How would you write this jQuery method
$('body').html(node);
for setting html to node in Javascript?
thank you
Yes thats possible:
document.body.innerHTML="<h1>Hello World</h1>";
If node is a DOM node rather than an HTML string, you should use DOM methods instead on innerHTML:
while (document.body.firstChild) {
document.body.removeChild(document.body.firstChild);
}
document.body.appendChild(node);
See MDC docs:
You are looking for the innerHTML property:
document.getElementById("test").innerHTML = "";
And for the more general case than just setting the body....
// replace a single element by its ID
// i.e. $("#myDivId")
var myDiv = document.getElementById("myDivId");
myDiv.innerHtml = "foo";
// replace all elements of a given tag name
// i.e. $("span")
var allSpanTags = document.getElementsByTagName("span");
allSpanTags[0].innerHtml = "foo"; // or loop over the array or whatever.
// by class name
// i.e. $(".myClass")
var allMyClass = document.getElementsByClassName("myClass");
For reference, here's the way that jquery does it:
html: function( value ) {
if ( value === undefined ) {
return this[0] && this[0].nodeType === 1 ?

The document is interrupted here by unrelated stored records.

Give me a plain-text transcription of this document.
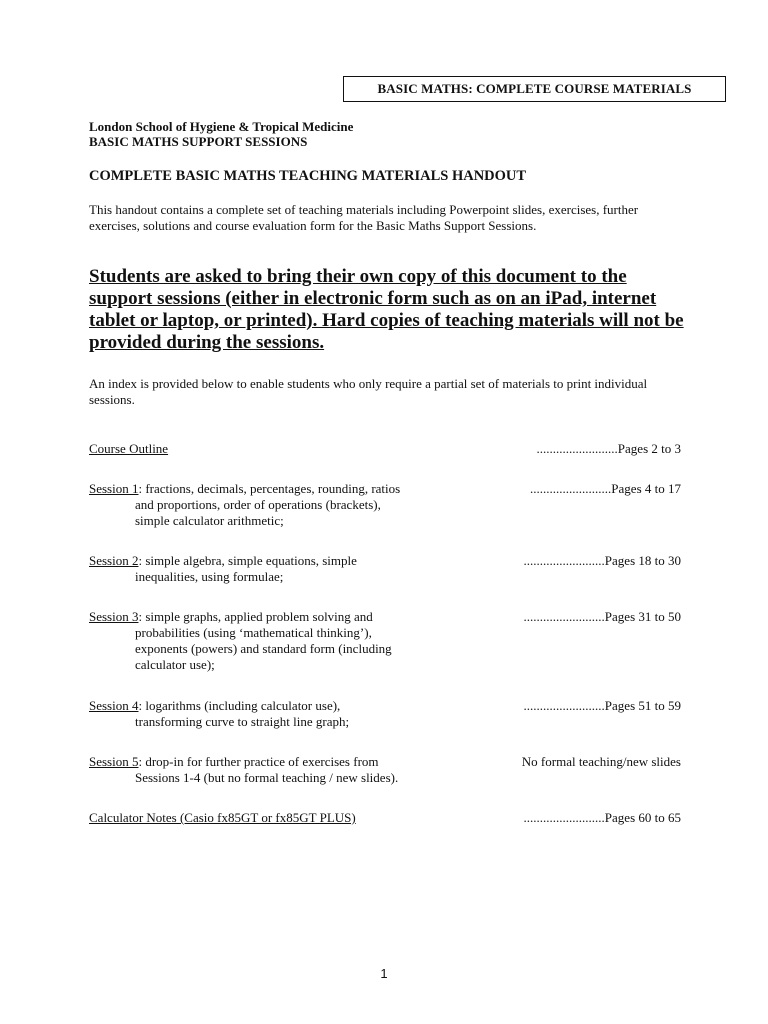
BASIC MATHS: COMPLETE COURSE MATERIALS
London School of Hygiene & Tropical Medicine
BASIC MATHS SUPPORT SESSIONS
COMPLETE BASIC MATHS TEACHING MATERIALS HANDOUT
This handout contains a complete set of teaching materials including Powerpoint slides, exercises, further exercises, solutions and course evaluation form for the Basic Maths Support Sessions.
Students are asked to bring their own copy of this document to the support sessions (either in electronic form such as on an iPad, internet tablet or laptop, or printed). Hard copies of teaching materials will not be provided during the sessions.
An index is provided below to enable students who only require a partial set of materials to print individual sessions.
Course Outline	.........................Pages 2 to 3
Session 1: fractions, decimals, percentages, rounding, ratios
and proportions, order of operations (brackets),
simple calculator arithmetic;
.........................Pages 4 to 17
Session 2: simple algebra, simple equations, simple
inequalities, using formulae;
.........................Pages 18 to 30
Session 3: simple graphs, applied problem solving and
probabilities (using ‘mathematical thinking’),
exponents (powers) and standard form (including
calculator use);
.........................Pages 31 to 50
Session 4: logarithms (including calculator use),
transforming curve to straight line graph;
.........................Pages 51 to 59
Session 5: drop-in for further practice of exercises from
Sessions 1-4 (but no formal teaching / new slides).
No formal teaching/new slides
Calculator Notes (Casio fx85GT or fx85GT PLUS)	.........................Pages 60 to 65
1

this[0].innerHTML.replace(rinlinejQuery, "") :
null;
// See if we can take a shortcut and just use innerHTML
} else if ( typeof value === "string" && !rnocache.test( value ) &&
(jQuery.support.leadingWhitespace || !rleadingWhitespace.test( value )) &&
!wrapMap[ (rtagName.exec( value ) || ["", ""])[1].toLowerCase() ] ) {
value = value.replace(rxhtmlTag, "<$1></$2>");
try {
for ( var i = 0, l = this.length; i < l; i++ ) {
// Remove element nodes and prevent memory leaks
if ( this[i].nodeType === 1 ) {
jQuery.cleanData( this[i].getElementsByTagName("*") );
this[i].innerHTML = value;
}
}
// If using innerHTML throws an exception, use the fallback method
} catch(e) {
this.empty().append( value );
}
} else if ( jQuery.isFunction( value ) ) {
this.each(function(i){
var self = jQuery( this );
self.html( value.call(this, i, self.html()) );
});
} else {
this.empty().append( value );
}
return this;
},
It uses innerHTML when it can, but it also has a fallback method.